When I wrote the Heaven's Royal Sacrifice series in April of 2025, I researched a lot about tapestries. They work very similarly to a scrim curtain. There are images woven into a tapestry that are meant to tell a story. (Click the link to read the original series.) In Exodus 26:31-33, God instructed Moses (who then instructed the crafters) to weave a tapestry or a curtain of "blue, purple, and scarlet yarn, and finely spun linen with cherubim worked into it." The curtain was displayed inside the Tabernacle, separating the holy place from the Holy of Holies. It would be seen every day by many people, because the Tabernacle was the hub of activity for the Israelites.

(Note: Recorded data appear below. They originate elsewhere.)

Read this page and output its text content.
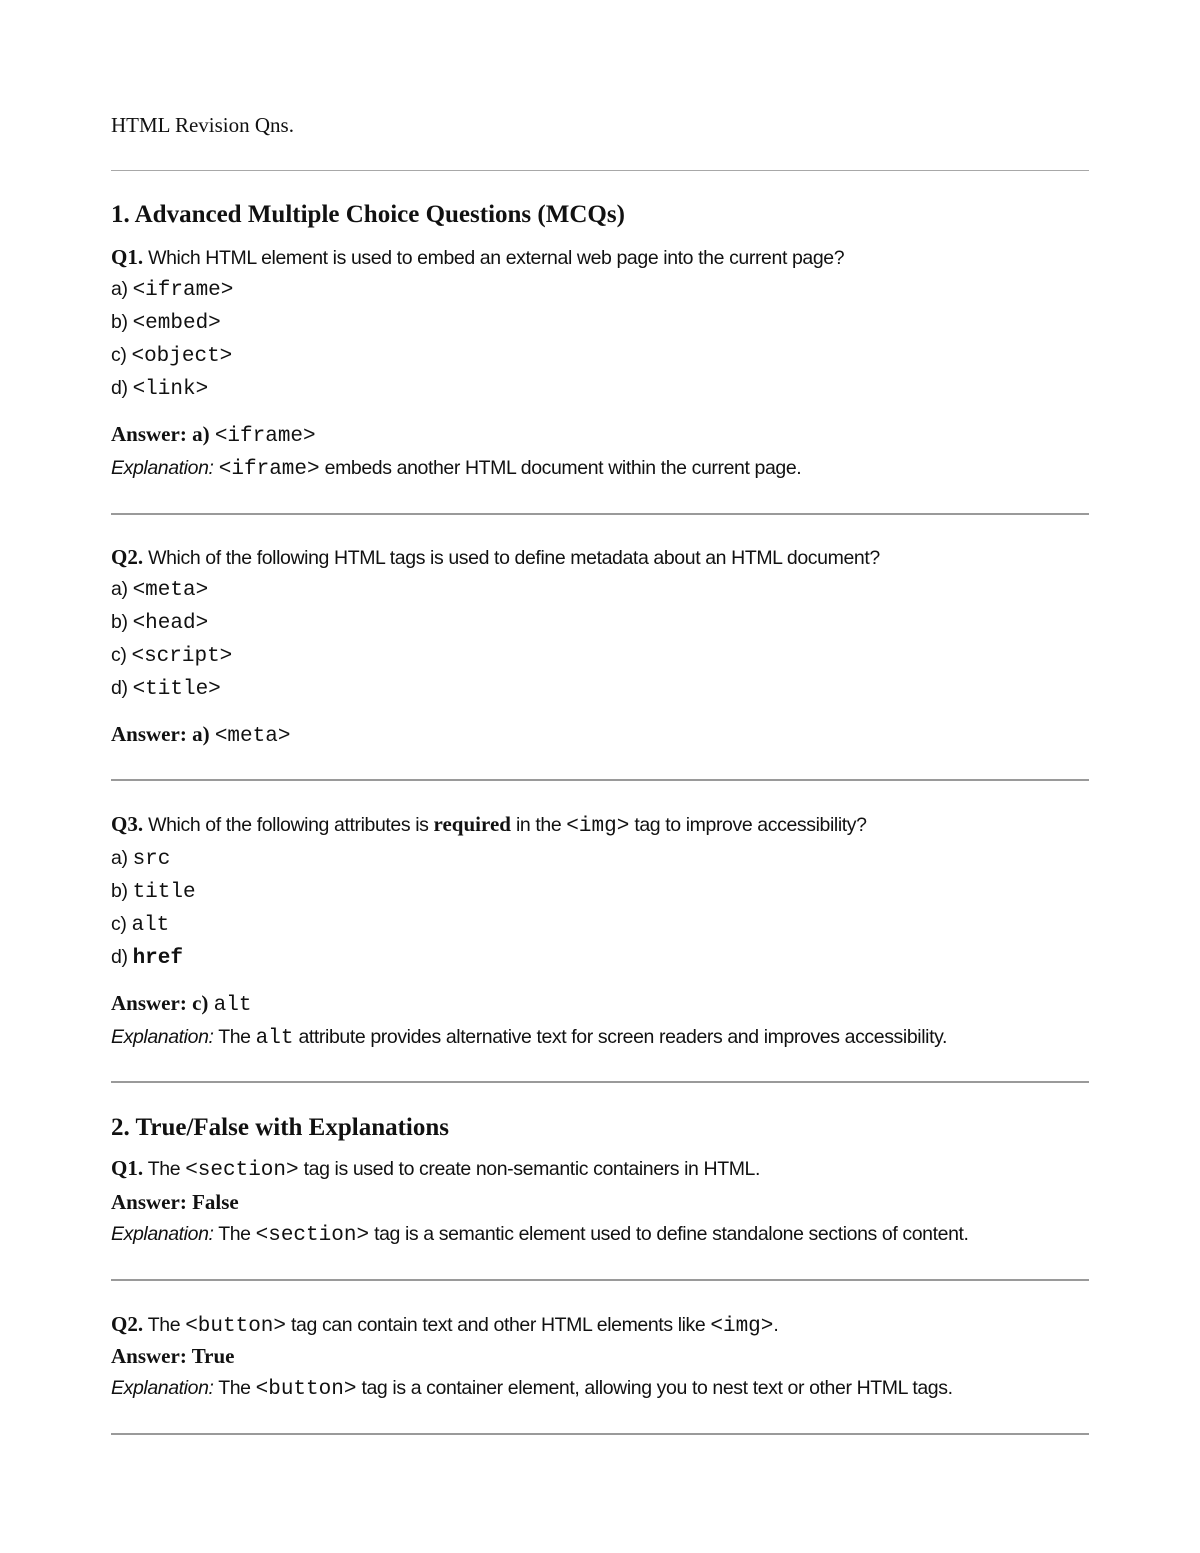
HTML Revision Qns.
1. Advanced Multiple Choice Questions (MCQs)
Q1. Which HTML element is used to embed an external web page into the current page?
a) <iframe>
b) <embed>
c) <object>
d) <link>
Answer: a) <iframe>
Explanation: <iframe> embeds another HTML document within the current page.
Q2. Which of the following HTML tags is used to define metadata about an HTML document?
a) <meta>
b) <head>
c) <script>
d) <title>
Answer: a) <meta>
Q3. Which of the following attributes is required in the <img> tag to improve accessibility?
a) src
b) title
c) alt
d) href
Answer: c) alt
Explanation: The alt attribute provides alternative text for screen readers and improves accessibility.
2. True/False with Explanations
Q1. The <section> tag is used to create non-semantic containers in HTML.
Answer: False
Explanation: The <section> tag is a semantic element used to define standalone sections of content.
Q2. The <button> tag can contain text and other HTML elements like <img>.
Answer: True
Explanation: The <button> tag is a container element, allowing you to nest text or other HTML tags.
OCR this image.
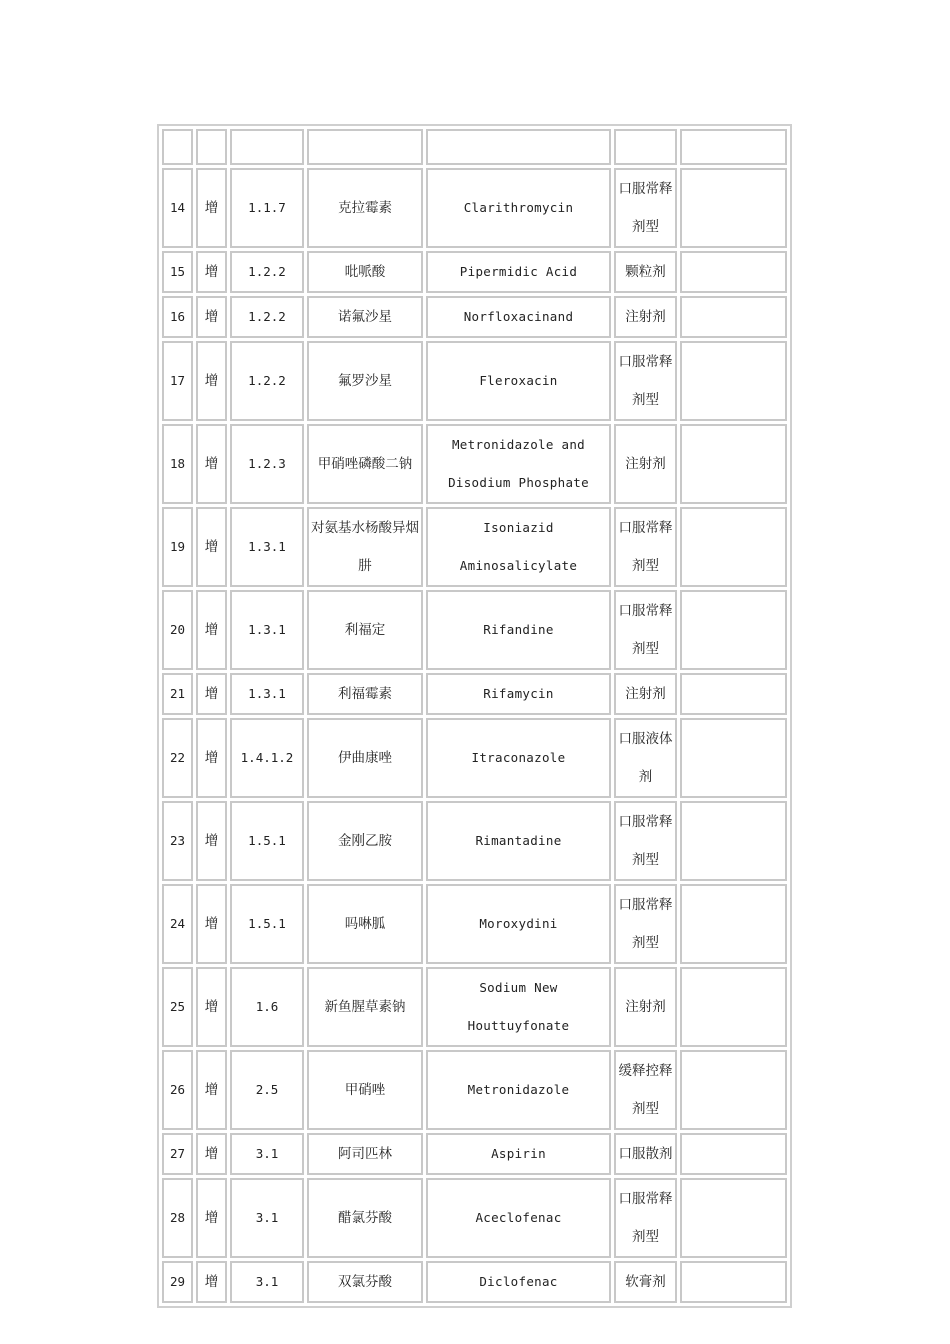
14	增	1.1.7	克拉霉素	Clarithromycin	口服常释剂型	
15	增	1.2.2	吡哌酸	Pipermidic Acid	颗粒剂	
16	增	1.2.2	诺氟沙星	Norfloxacinand	注射剂	
17	增	1.2.2	氟罗沙星	Fleroxacin	口服常释剂型	
18	增	1.2.3	甲硝唑磷酸二钠	Metronidazole and Disodium Phosphate	注射剂	
19	增	1.3.1	对氨基水杨酸异烟肼	Isoniazid Aminosalicylate	口服常释剂型	
20	增	1.3.1	利福定	Rifandine	口服常释剂型	
21	增	1.3.1	利福霉素	Rifamycin	注射剂	
22	增	1.4.1.2	伊曲康唑	Itraconazole	口服液体剂	
23	增	1.5.1	金刚乙胺	Rimantadine	口服常释剂型	
24	增	1.5.1	吗啉胍	Moroxydini	口服常释剂型	
25	增	1.6	新鱼腥草素钠	Sodium New Houttuyfonate	注射剂	
26	增	2.5	甲硝唑	Metronidazole	缓释控释剂型	
27	增	3.1	阿司匹林	Aspirin	口服散剂	
28	增	3.1	醋氯芬酸	Aceclofenac	口服常释剂型	
29	增	3.1	双氯芬酸	Diclofenac	软膏剂	
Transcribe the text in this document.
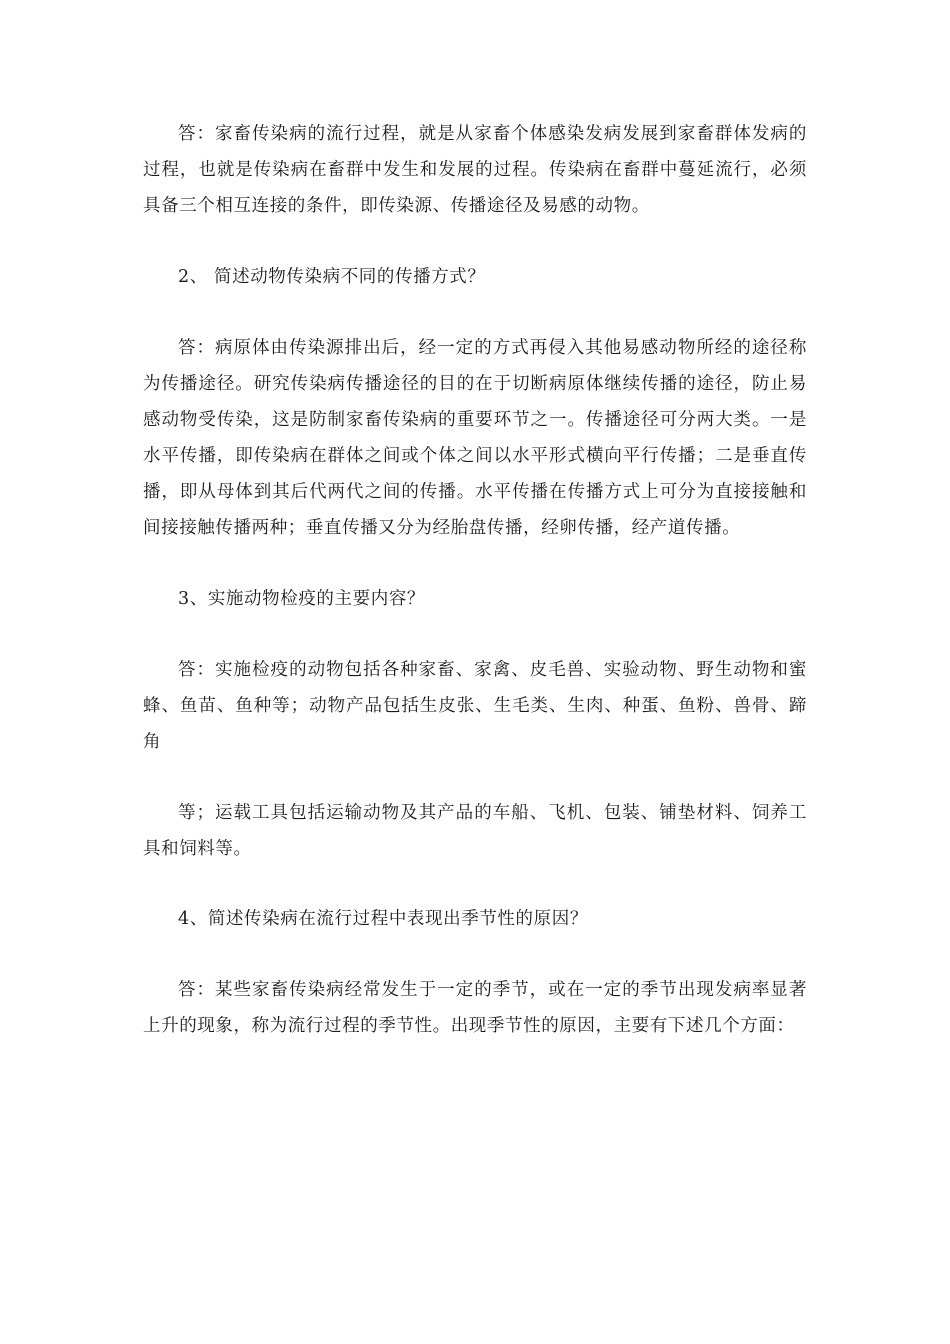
答：家畜传染病的流行过程，就是从家畜个体感染发病发展到家畜群体发病的过程，也就是传染病在畜群中发生和发展的过程。传染病在畜群中蔓延流行，必须具备三个相互连接的条件，即传染源、传播途径及易感的动物。

2、 简述动物传染病不同的传播方式？

答：病原体由传染源排出后，经一定的方式再侵入其他易感动物所经的途径称为传播途径。研究传染病传播途径的目的在于切断病原体继续传播的途径，防止易感动物受传染，这是防制家畜传染病的重要环节之一。传播途径可分两大类。一是水平传播，即传染病在群体之间或个体之间以水平形式横向平行传播；二是垂直传播，即从母体到其后代两代之间的传播。水平传播在传播方式上可分为直接接触和间接接触传播两种；垂直传播又分为经胎盘传播，经卵传播，经产道传播。

3、实施动物检疫的主要内容？

答：实施检疫的动物包括各种家畜、家禽、皮毛兽、实验动物、野生动物和蜜蜂、鱼苗、鱼种等；动物产品包括生皮张、生毛类、生肉、种蛋、鱼粉、兽骨、蹄角

等；运载工具包括运输动物及其产品的车船、飞机、包装、铺垫材料、饲养工具和饲料等。

4、简述传染病在流行过程中表现出季节性的原因？

答：某些家畜传染病经常发生于一定的季节，或在一定的季节出现发病率显著上升的现象，称为流行过程的季节性。出现季节性的原因，主要有下述几个方面：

It was a scrim curtain of sorts, meant to draw God's chosen people in with symbols, characters, and ideas. Because colors in the ancient near east carried a meaning, the Israelites were meant to see the blue as heaven, the purple as royalty, the red as sacrifice. Observers might have had an inkling (especially those purists who "read the book" 😉), but they only had a shadow of how this would play out.
The world bubbled with excitement in the meantime. Prophets foretold the coming Messiah. Musicians sang of the One who would come to save. History was written down as a playbill, describing the players and the Star to come.
Then one day, over a thousand years later, the symbols on the curtain came to life. Jesus was born. He lived. He loved. He obeyed His Father. He performed miracles. He was sentenced to die. At dawn, when the sky is the purest blue, King Jesus took the stage for the reason He was born....to die. And according to the gospel of Mark, the Temple's scrim curtain opened from top to bottom.
"Jesus let out a loud cry and breathed His last. Then the curtain of the temple was torn in two from top to bottom." Mark 15:37-38
No need any longer for a dividing curtain with projected symbols. No need to wonder what story the tapestry is trying to tell. Jesus answered all of the questions woven into the Tabernacle's tapestry. He is heaven's Royal sacrifice. Obvious now. Familiar. Revealed.
God was so kind to them then, giving them so many clues that the Savior is coming. Those of us who live on this side of the cross might feel a little jealous, missing the excitement the eyewitnesses must have felt. Resurrection Sunday is wistful as we remember back to something we didn't experience. But God is so kind to us now too. He gives us glimpses of the majesty of the original tapestry. The beautiful colors of blue, purple, and scarlet displayed as a reminder that It is Finished. A reminder that this sky will also one day open to reveal the final act, Jesus, King forever--Faithful, True, Just Judge, Word of God--returning. Praise Him now and forever.